Tuesday, April 1, 2014

A Day to Forget

OK I admit it: I got tired of figuring out this place all on my own, so I signed up for a "Landmarks and Viewpoints" tour for foreign visitors.

This was a day to forget.

At exactly the appointed time the bus rolled up to my Okoyama (Kyushu) $26 a night capsule hotel (Hotel River Side).

The driver was gruff, but well-dressed with impossibly clean white gloves. The guide, Sachiko, was the usual pretty young woman who comes standard with such operations. Her English was fairly good as long as she stayed on script.

I climbed in and sat by myself in a two-across.

"One more, and we'll be on our way," Sachiko chirped.

We pulled up to the Hyatt Regency, but nobody appeared.

Our guide became increasingly agitated, made phone calls, then paced up and down outside trying to spot a lone gaijin. Eventually, a woman in her 50's came out of the hotel looking a little frazzled, got into the bus, and planted herself in the seat beside me.

My seat companion was Judy, a hospital administrator from Lincoln, Nebraska. She was traveling alone to "forget a messy situation back home."

The other people on the bus kept themselves to themselves, and I can barely recall anything about them. Near me were a young German couple, and an elderly English couple.

Judy liked to ask questions. She wanted to know Sachiko's opinion about "the odd food they eat in Japan" (e.g., whale meat), were pachinko parlors "always run by yakuza?" (gangsters), and did Sachiko think "they would ever start another war?"

The Germans looked a little uncomfortable. Sachiko answered with generalities and smiled politely.

The elderly English woman restricted her interactions to delicate inquiries about bathroom and refreshment stops. The time for lunch was brought forward because of some dietary issue with her husband.

At one temple I learned it had taken 12,423 liters of lacquer to restore the structure. One view was the third most scenic in Okayama prefecture. Sachiko told us where to stand to take the best pictures.

Sometimes Sachiko's "facts" were a little mangled, but Judy continued to make little notes for her Facebook.

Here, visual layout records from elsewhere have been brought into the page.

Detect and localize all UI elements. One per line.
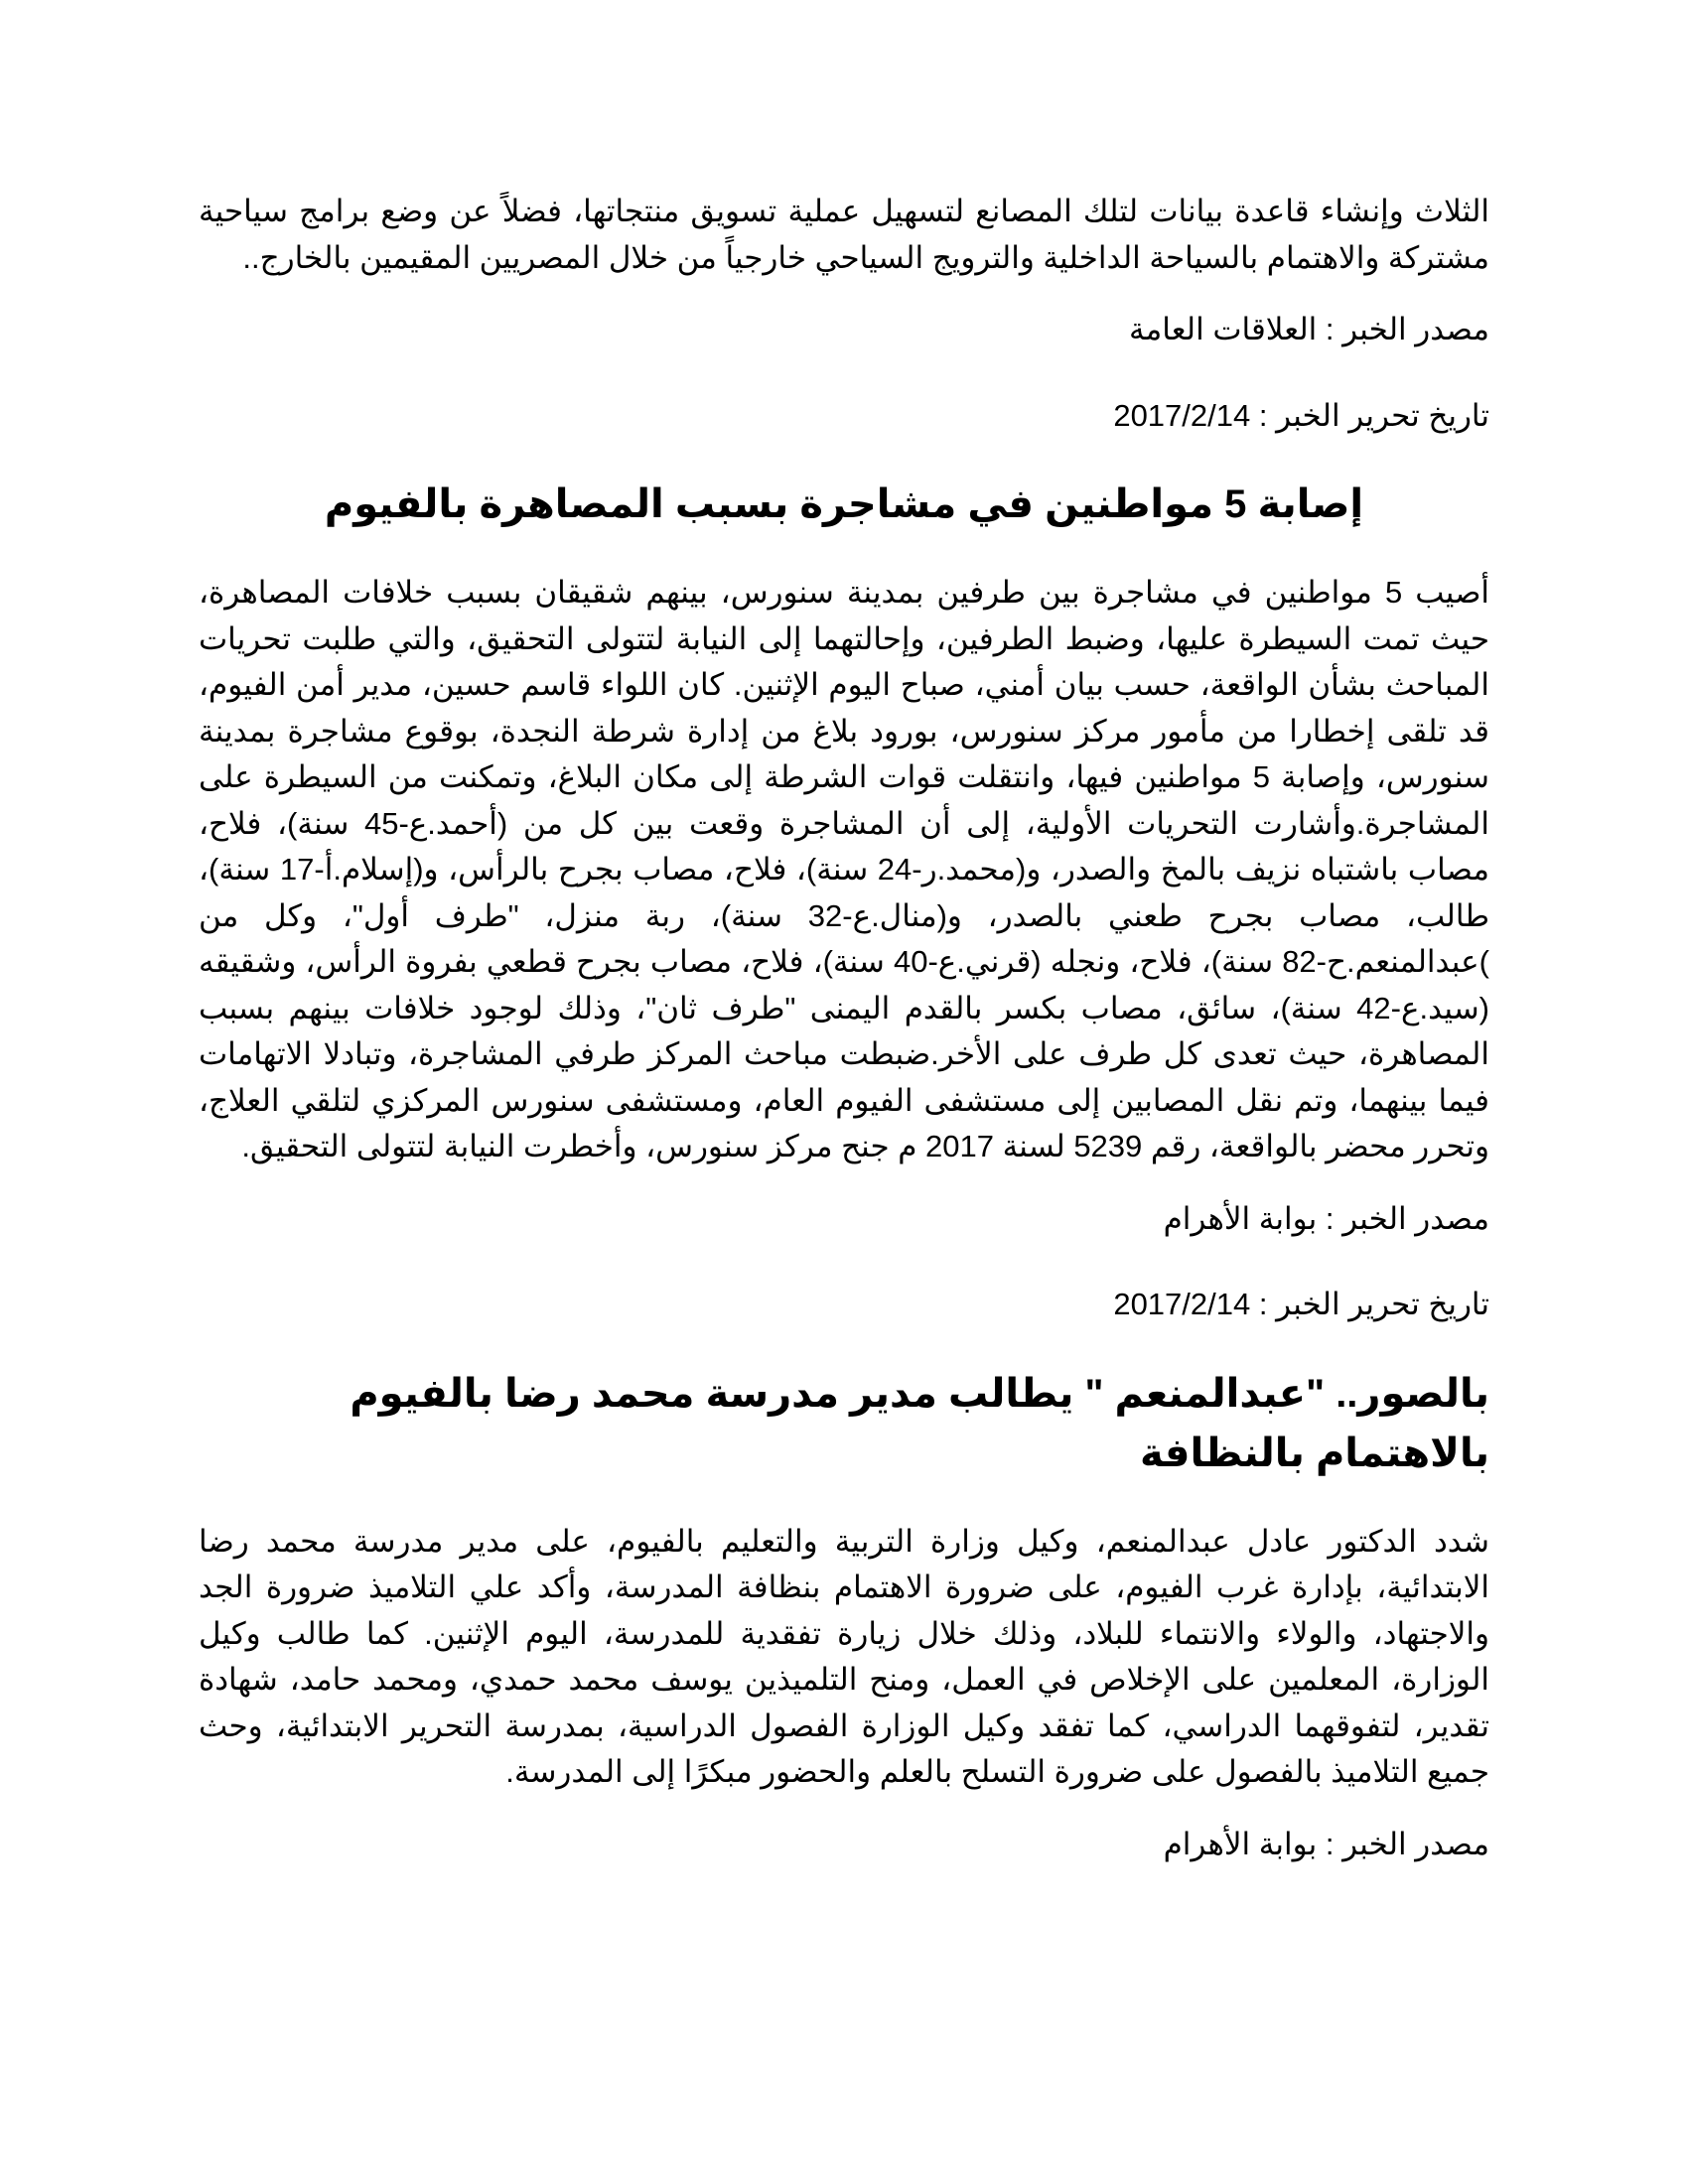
document-page	[199, 189, 1489, 1867]
article1-news-source: مصدر الخبر : بوابة الأهرام	[1163, 1200, 1489, 1236]
intro-news-date: تاريخ تحرير الخبر : 2017/2/14	[1113, 397, 1489, 433]
article2-body: شدد الدكتور عادل عبدالمنعم، وكيل وزارة التربية والتعليم بالفيوم، على مدير مدرسة محمد رضا الابتدائية، بإدارة غرب الفيوم، على ضرورة الاهتمام بنظافة المدرسة، وأكد علي التلاميذ ضرورة الجد والاجتهاد، والولاء والانتماء للبلاد، وذلك خلال زيارة تفقدية للمدرسة، اليوم الإثنين. كما طالب وكيل الوزارة، المعلمين على الإخلاص في العمل، ومنح التلميذين يوسف محمد حمدي، ومحمد حامد، شهادة تقدير، لتفوقهما الدراسي، كما تفقد وكيل الوزارة الفصول الدراسية، بمدرسة التحرير الابتدائية، وحث جميع التلاميذ بالفصول على ضرورة التسلح بالعلم والحضور مبكرًا إلى المدرسة.	[199, 1523, 1489, 1789]
article1-body: أصيب 5 مواطنين في مشاجرة بين طرفين بمدينة سنورس، بينهم شقيقان بسبب خلافات المصاهرة، حيث تمت السيطرة عليها، وضبط الطرفين، وإحالتهما إلى النيابة لتتولى التحقيق، والتي طلبت تحريات المباحث بشأن الواقعة، حسب بيان أمني، صباح اليوم الإثنين. كان اللواء قاسم حسين، مدير أمن الفيوم، قد تلقى إخطارا من مأمور مركز سنورس، بورود بلاغ من إدارة شرطة النجدة، بوقوع مشاجرة بمدينة سنورس، وإصابة 5 مواطنين فيها، وانتقلت قوات الشرطة إلى مكان البلاغ، وتمكنت من السيطرة على المشاجرة.وأشارت التحريات الأولية، إلى أن المشاجرة وقعت بين كل من (أحمد.ع-45 سنة)، فلاح، مصاب باشتباه نزيف بالمخ والصدر، و(محمد.ر-24 سنة)، فلاح، مصاب بجرح بالرأس، و(إسلام.أ-17 سنة)، طالب، مصاب بجرح طعني بالصدر، و(منال.ع-32 سنة)، ربة منزل، "طرف أول"، وكل من )عبدالمنعم.ح-82 سنة)، فلاح، ونجله (قرني.ع-40 سنة)، فلاح، مصاب بجرح قطعي بفروة الرأس، وشقيقه (سيد.ع-42 سنة)، سائق، مصاب بكسر بالقدم اليمنى "طرف ثان"، وذلك لوجود خلافات بينهم بسبب المصاهرة، حيث تعدى كل طرف على الأخر.ضبطت مباحث المركز طرفي المشاجرة، وتبادلا الاتهامات فيما بينهما، وتم نقل المصابين إلى مستشفى الفيوم العام، ومستشفى سنورس المركزي لتلقي العلاج، وتحرر محضر بالواقعة، رقم 5239 لسنة 2017 م جنح مركز سنورس، وأخطرت النيابة لتتولى التحقيق.	[199, 575, 1490, 1163]
article1-news-date: تاريخ تحرير الخبر : 2017/2/14	[1113, 1287, 1489, 1321]
article1-headline: إصابة 5 مواطنين في مشاجرة بسبب المصاهرة بالفيوم	[324, 482, 1364, 526]
article2-headline: بالصور.. "عبدالمنعم " يطالب مدير مدرسة محمد رضا بالفيوم بالاهتمام بالنظافة	[350, 1371, 1489, 1475]
intro-news-source: مصدر الخبر : العلاقات العامة	[1129, 312, 1489, 346]
article2-news-source: مصدر الخبر : بوابة الأهرام	[1163, 1826, 1489, 1861]
intro-paragraph: الثلاث وإنشاء قاعدة بيانات لتلك المصانع لتسهيل عملية تسويق منتجاتها، فضلاً عن وضع برامج سياحية مشتركة والاهتمام بالسياحة الداخلية والترويج السياحي خارجياً من خلال المصريين المقيمين بالخارج..	[199, 194, 1489, 275]
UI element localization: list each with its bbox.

There seemed to be a lot of bathroom breaks, and we spent a significant amount of time at three gift shops. Judy got bored and declared that once you've seen one temple you've seen them all.

As the day drew on, Judy became increasingly confessional, telling me I was "such a good listener." She wondered if we had been soulmates in a former life.

Towards the end of the tour she told me she was afraid to go out alone to buy some essentials at a nearby department store: "you know what their men do to ladies in crowded places."

Reluctantly, I agreed to accompany her.

As we walked to the store, Judy enthused about the Hyatt's Tex-Mex restaurant. Apparently she was going to buy me dinner.

At the Mitsukoshi department store we took the elevator to the 7th floor.

The entire floor was devoted to women's intimate apparel. This was a bit of an eye-opener: my experience had not extended beyond the excellent food hall in every department store basement.

Judy swept past an alarmingly pink Hello Kitty section and made a beeline for a rack of rather impractical thongs.

"You choose," she commanded.

I woke in a cold sweat and reached for my phone to see what time it was.

I then noticed the date.

Japan is 14 hours ahead of US Central Time.